College of Engineering News • Iowa State University

Managing big data with efficient algorithms and software

Engineering_Dec2014_017Electrical and computer engineering professor devises technology that helps transform data into usable information.

Over the past 10 to 15 years, there has been a big change in the ecosystem of software and hardware for data processing.

Srikanta Tirthapura, associate professor of electrical and computer engineering, says this change is being driven by favorable economic trends in hardware for data storage and processing that have made it possible to collect and store massive amounts of data.

“There are surveys that say the amount of data collected is doubling every one and a half years or so,” he said. He adds that he finds this statistic incredible, but not surprising. “If we can collect more data, we will collect more data.”

Within the emerging area of ‘big data’ Tirthapura develops methods to analyze extremely large data sets, especially data that is changing quickly. “In 2009 and 2010, I spent some time working at a database company called Oracle. That was when big data was taking off, and I got inspired to follow it and see what direction it would take,” said Tirthapura. Since then, he has also worked closely with IBM research on how to process massive data streams. A part of this research focuses on designing the right structures for storing data that can work with appropriately designed algorithms that process data efficiently.
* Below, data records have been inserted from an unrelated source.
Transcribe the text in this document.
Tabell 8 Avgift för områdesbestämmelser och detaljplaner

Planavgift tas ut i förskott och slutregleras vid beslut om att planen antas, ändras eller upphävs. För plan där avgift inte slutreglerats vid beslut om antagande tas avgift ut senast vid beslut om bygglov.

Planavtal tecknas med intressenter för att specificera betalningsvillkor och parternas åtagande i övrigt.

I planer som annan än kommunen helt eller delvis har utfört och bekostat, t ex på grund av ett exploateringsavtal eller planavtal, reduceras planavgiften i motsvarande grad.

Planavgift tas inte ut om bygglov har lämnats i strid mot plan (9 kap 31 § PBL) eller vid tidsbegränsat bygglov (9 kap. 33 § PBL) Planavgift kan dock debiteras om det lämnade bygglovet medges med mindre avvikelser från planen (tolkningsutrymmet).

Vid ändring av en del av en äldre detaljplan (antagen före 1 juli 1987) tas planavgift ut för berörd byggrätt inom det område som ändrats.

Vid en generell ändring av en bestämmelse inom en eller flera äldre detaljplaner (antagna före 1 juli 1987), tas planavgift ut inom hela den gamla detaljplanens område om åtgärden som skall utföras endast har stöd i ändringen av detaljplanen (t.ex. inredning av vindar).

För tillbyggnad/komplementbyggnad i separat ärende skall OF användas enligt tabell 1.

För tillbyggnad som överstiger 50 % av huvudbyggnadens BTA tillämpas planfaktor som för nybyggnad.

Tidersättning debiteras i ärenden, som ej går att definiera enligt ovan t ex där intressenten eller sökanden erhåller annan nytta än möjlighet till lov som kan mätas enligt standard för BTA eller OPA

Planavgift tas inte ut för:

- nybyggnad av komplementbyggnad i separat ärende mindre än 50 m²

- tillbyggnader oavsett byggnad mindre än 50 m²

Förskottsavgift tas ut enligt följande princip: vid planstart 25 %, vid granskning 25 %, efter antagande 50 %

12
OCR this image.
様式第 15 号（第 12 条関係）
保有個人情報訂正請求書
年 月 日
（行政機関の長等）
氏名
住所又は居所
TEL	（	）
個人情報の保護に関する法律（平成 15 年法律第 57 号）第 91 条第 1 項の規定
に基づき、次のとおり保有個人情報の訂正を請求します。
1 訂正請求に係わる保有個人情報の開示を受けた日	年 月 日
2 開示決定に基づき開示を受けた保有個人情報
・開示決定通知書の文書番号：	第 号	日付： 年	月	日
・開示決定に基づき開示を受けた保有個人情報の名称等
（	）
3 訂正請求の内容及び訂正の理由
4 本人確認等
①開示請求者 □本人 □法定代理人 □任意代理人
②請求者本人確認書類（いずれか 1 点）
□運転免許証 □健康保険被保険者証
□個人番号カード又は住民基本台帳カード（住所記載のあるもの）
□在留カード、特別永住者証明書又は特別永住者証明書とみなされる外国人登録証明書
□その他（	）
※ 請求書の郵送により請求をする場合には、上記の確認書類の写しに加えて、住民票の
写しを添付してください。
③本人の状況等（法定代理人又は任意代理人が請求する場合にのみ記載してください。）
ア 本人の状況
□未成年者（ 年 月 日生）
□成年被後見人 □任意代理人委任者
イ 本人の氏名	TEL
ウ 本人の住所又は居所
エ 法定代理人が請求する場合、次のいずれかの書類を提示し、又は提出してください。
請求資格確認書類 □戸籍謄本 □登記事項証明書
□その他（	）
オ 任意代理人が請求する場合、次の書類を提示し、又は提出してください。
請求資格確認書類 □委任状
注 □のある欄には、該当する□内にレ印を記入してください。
He applies his knowledge of software and algorithm development to a variety of problems, including cyber security. “One problem I’m currently investigating is called ‘insider threat detection’, where someone within an organization who has authorized access to some parts of the system misuses his or her access.”

Tirthapura is developing an approach to help find these threats through an analysis of events in the computer system. He says identifying an insider threat is like “finding a needle in a haystack” because there’s so much activity happening in a system, but that’s where his skills come in to play. “I work with the nitty-gritty of how to store this data for efficient retrieval and how to process it to find patterns, trends and anomalies.”

In another application, Tirthapura is working with colleagues at the Institute of Transportation (InTrans) in collaboration with the Iowa Department of Transportation to make data collected from roadway sensors useful and actionable.

In addition, he has made large strides with applying his fundamental research on algorithms for big data, including novel approaches to random sampling, as well as a data structuring technique for high-dimensional data called the “space-filling curve.” In joint work with students, he recently presented an analysis of the clustering properties of space-filling curves, work that solves a problem that has been open for nearly 20 years.

Tirthapura says that one challenge in the big data field is that there are so many opportunities. “It’s a very broad area, so there’s all sorts of room for innovation, and you have to choose carefully what you want to do to make a lasting impact.”

That’s why Tirthapura wants to prepare his students to navigate this growing field. To do so, he created a class called CprE 419: Software Tools for Large Scale Data Analysis. He says that while many universities have classes on the general topic of big data, the course at Iowa State is focused on specifically examining software development methods for big data, and students who have taken this course have gone on to become data scientists in the industry.

The interest of students and collaboration with other faculty has helped Tirthapura create valuable solutions. “Iowa State University is a terrific place to be since there are opportunities to work with experts in a large variety of application areas.”